Some time ago, I started this blog in order to have a platform to explore my growing interest in the creative art of perfumery and its links to art forms I had more experience in, such as poetry and visual art.
It was a great joy for me to work on but I found after some months that I was spending too much money on perfume (!) and not enough time on poetry, so I have archived it for the time being, but perhaps it might come back to life someday… and I hope what is here might be of interest for those who come across it.
The gorgeous Elspeth Murray just passed on a link to this for me to peruse: 26 Scents. I haven’t yet got my head around what exactly 26 is, but it looks exciting, as does Sarah McCartney’s perfume work and upcoming workshop.
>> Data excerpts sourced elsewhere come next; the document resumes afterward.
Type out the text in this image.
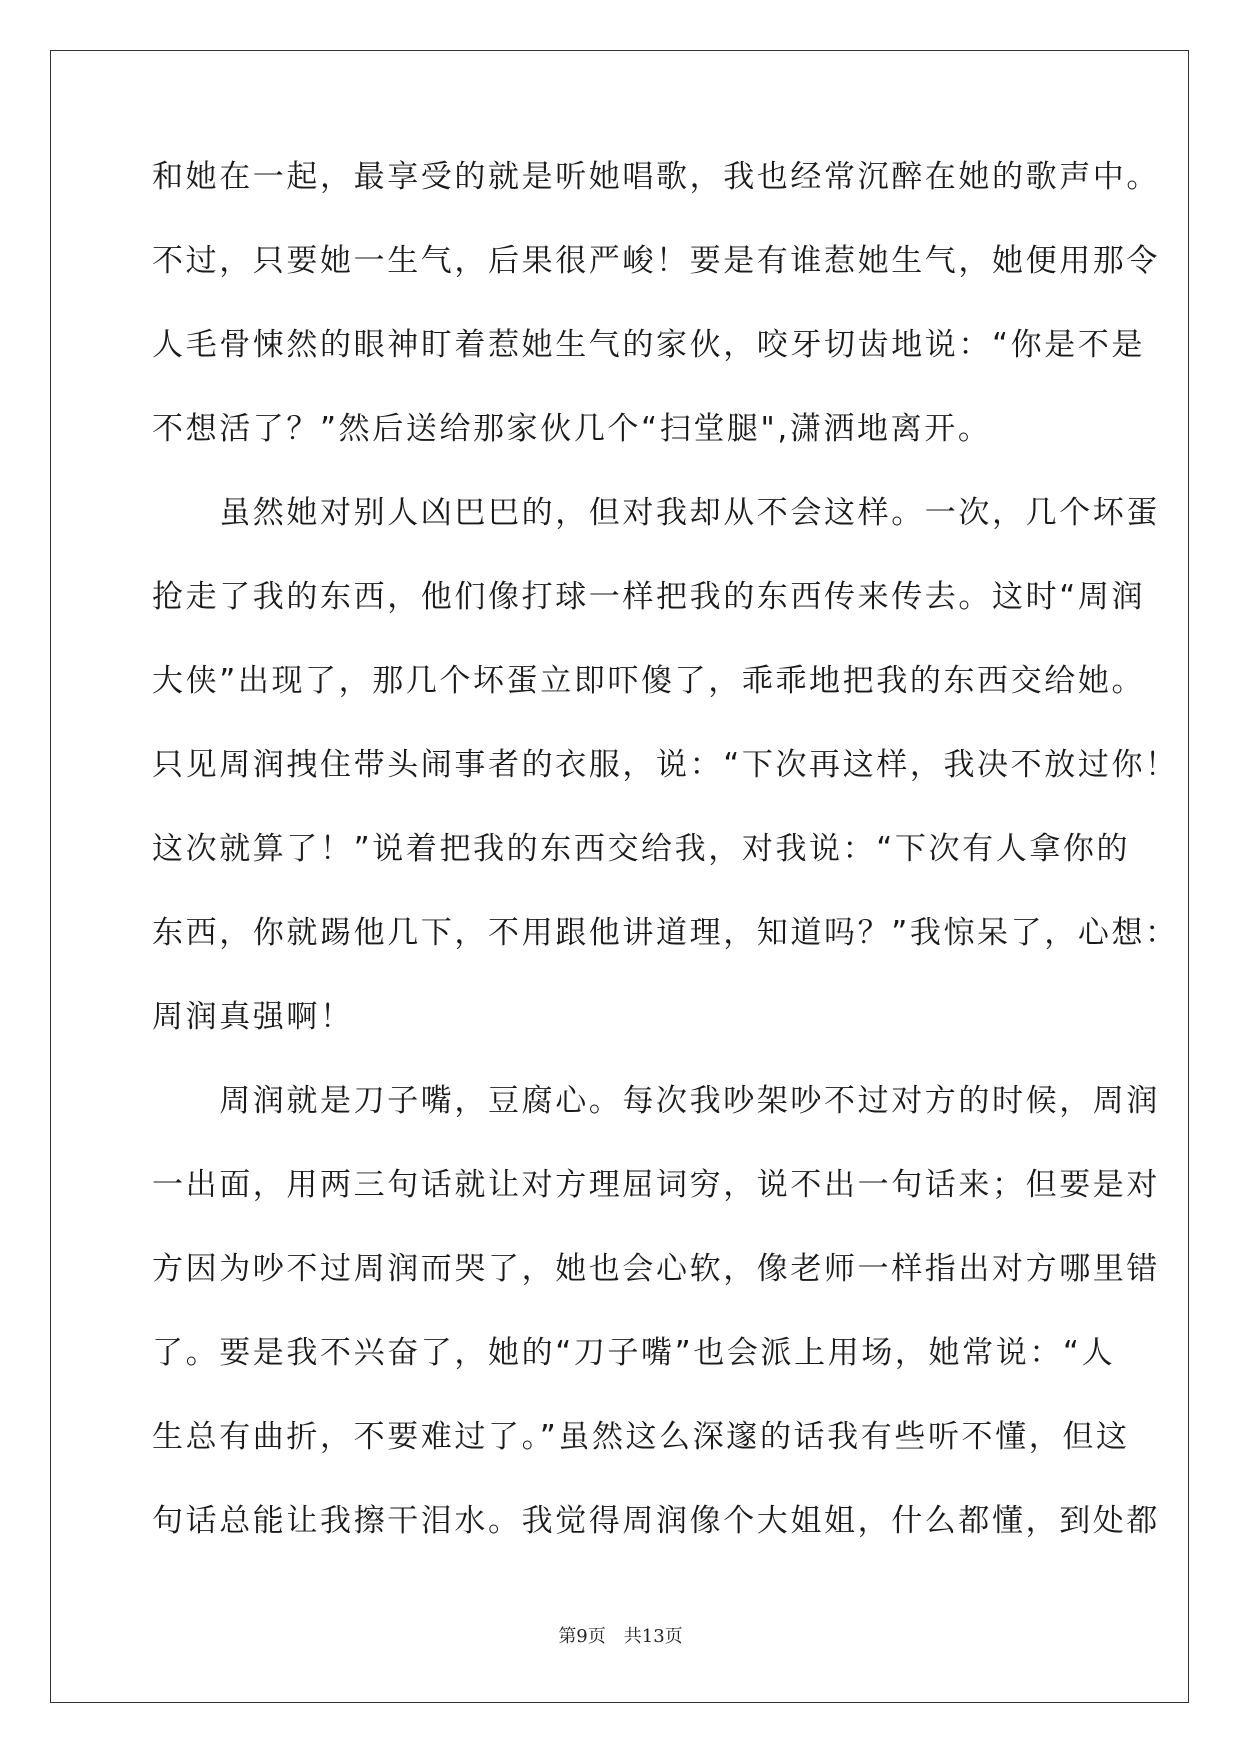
和她在一起，最享受的就是听她唱歌，我也经常沉醉在她的歌声中。
不过，只要她一生气，后果很严峻！要是有谁惹她生气，她便用那令
人毛骨悚然的眼神盯着惹她生气的家伙，咬牙切齿地说：“你是不是
不想活了？”然后送给那家伙几个“扫堂腿",潇洒地离开。
　　虽然她对别人凶巴巴的，但对我却从不会这样。一次，几个坏蛋
抢走了我的东西，他们像打球一样把我的东西传来传去。这时“周润
大侠”出现了，那几个坏蛋立即吓傻了，乖乖地把我的东西交给她。
只见周润拽住带头闹事者的衣服，说：“下次再这样，我决不放过你！
这次就算了！”说着把我的东西交给我，对我说：“下次有人拿你的
东西，你就踢他几下，不用跟他讲道理，知道吗？”我惊呆了，心想：
周润真强啊！
　　周润就是刀子嘴，豆腐心。每次我吵架吵不过对方的时候，周润
一出面，用两三句话就让对方理屈词穷，说不出一句话来；但要是对
方因为吵不过周润而哭了，她也会心软，像老师一样指出对方哪里错
了。要是我不兴奋了，她的“刀子嘴”也会派上用场，她常说：“人
生总有曲折，不要难过了。”虽然这么深邃的话我有些听不懂，但这
句话总能让我擦干泪水。我觉得周润像个大姐姐，什么都懂，到处都
第9页 共13页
My boyfriend was asking me if synthetic in perfumes means bad and natural good. I replied that as far as I could tell like most ‘natural’ things, it’s the marketing that tends to convince the buyer that all things natural will taste, feel, smell and work better than synthetic.
Especially with increasingly tight restrictions on the use of certain natural materials in fragrances, it is the masterful use of quality synthetics that is creating some of the best-smelling, most interesting and longest lasting fragrances on the market.
Paula Begoun has an interesting website called Beautypedia in which she explodes many myths about products promoted by marketers keen to sell at any cost – costs to our wallet and our health. My understanding of much of what Paula says is that there is good and bad in everything – both synthetic and natural, and that it is worth researching products and finding out what is most effective and healthy for you – and this isn’t necessarily going to be reflected in the price tag or the packaging.
A friend who works in a perfume shop was telling me how many folks come in asking if the perfumes are ‘natural’ – either because they want natural products, or because they claim they are allergic to natural products. Most of their perfumes are a mix of natural and synthetic (like most perfumes on the market today), and he was explaining that people often misunderstand what aspects of the perfume they might be having reactions to, and that it is often as likely to be a natural ingredient as a synthetic one.
I have a tendency to think that natural stuff must be better for me – I’ll spend that bit more to get the organic vegetables or will haunt the aisle in the health food store with natural beauty products in it reading labels and wondering if this or that ingredient from an artichoke will do me more good than one that comes from a lab. The question I always come back to, however, is isn’t everything natural? Even what we make by combining this or that molecule in a lab is still derived from stuff of this world. I guess that’s a bit of a philosophical question but somehow it feels important in this context. Last night I watched Lars von Trier’s film Antichrist, and that was what started me thinking about ‘nature as evil’ – Bambi was definitely nowhere to be seen in Lars’ vision of Eden.